Yo ya estaba esperando en la puerta del comedor. Samfen no tardó en allegarse. Skrindwar vaciló.

«¿No sería una buena idea llevarse una navaja o algo, por si las moscas?» propuso.

Sonreí de oreja a oreja.

«Y rabiosamente buena,» aseguré. «¿Tenéis navajas por aquí?»

El barbero me echó una mirada sombría y, tras rebuscar un poco, sacó una navaja y se la dio a Skrindwar. La madre abrazó al cristalero y al arquitecto y yo empezaba secretamente a sentir una pizca de envidia cuando la señora posó una mano suave sobre mi mejilla y me miró con intensidad.

«Encuéntralo, hijo. No dejes que se pierda.»
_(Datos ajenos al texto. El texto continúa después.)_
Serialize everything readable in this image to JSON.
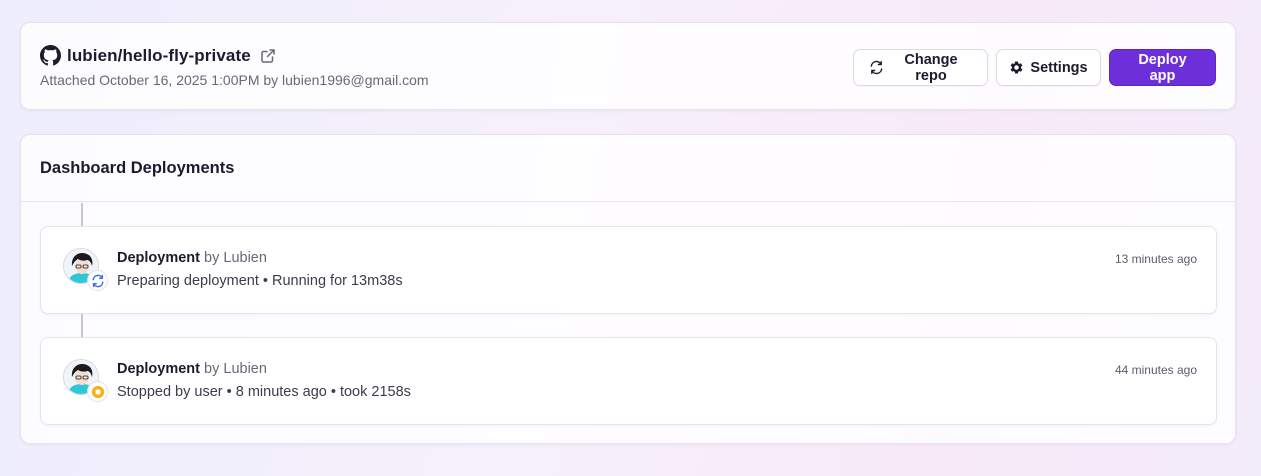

En mi mente, completé con un: no dejes que se pierda como tú. Desvié la mirada y asentí con gravedad.

«Sí, señora. Descuide.»

Y, para asombro mío, ella me dio un beso en la frente. No pude evitar enseñarle una expresión incómoda pero, en el fondo, estaba emocionado. Si antes había tenido la motivación de ir a buscar a un hermanito que no tenía ni idea de lo que significaba ser un guako, ahora tenía también la de aplacar las inquietudes de una madre dispuesta a darme su cariño. Sólo tenía que devolverle a un hijo para eso.

«No hagáis insensateces y regresad antes de las doce, sin falta,» nos previno el barbero.

«¡Sin falta!» repliqué alegremente.

Y, así, salimos los tres hermanos de la barbería, el más joven guiando a los otros dos hacia las misteriosas profundidades de los barrios bajos.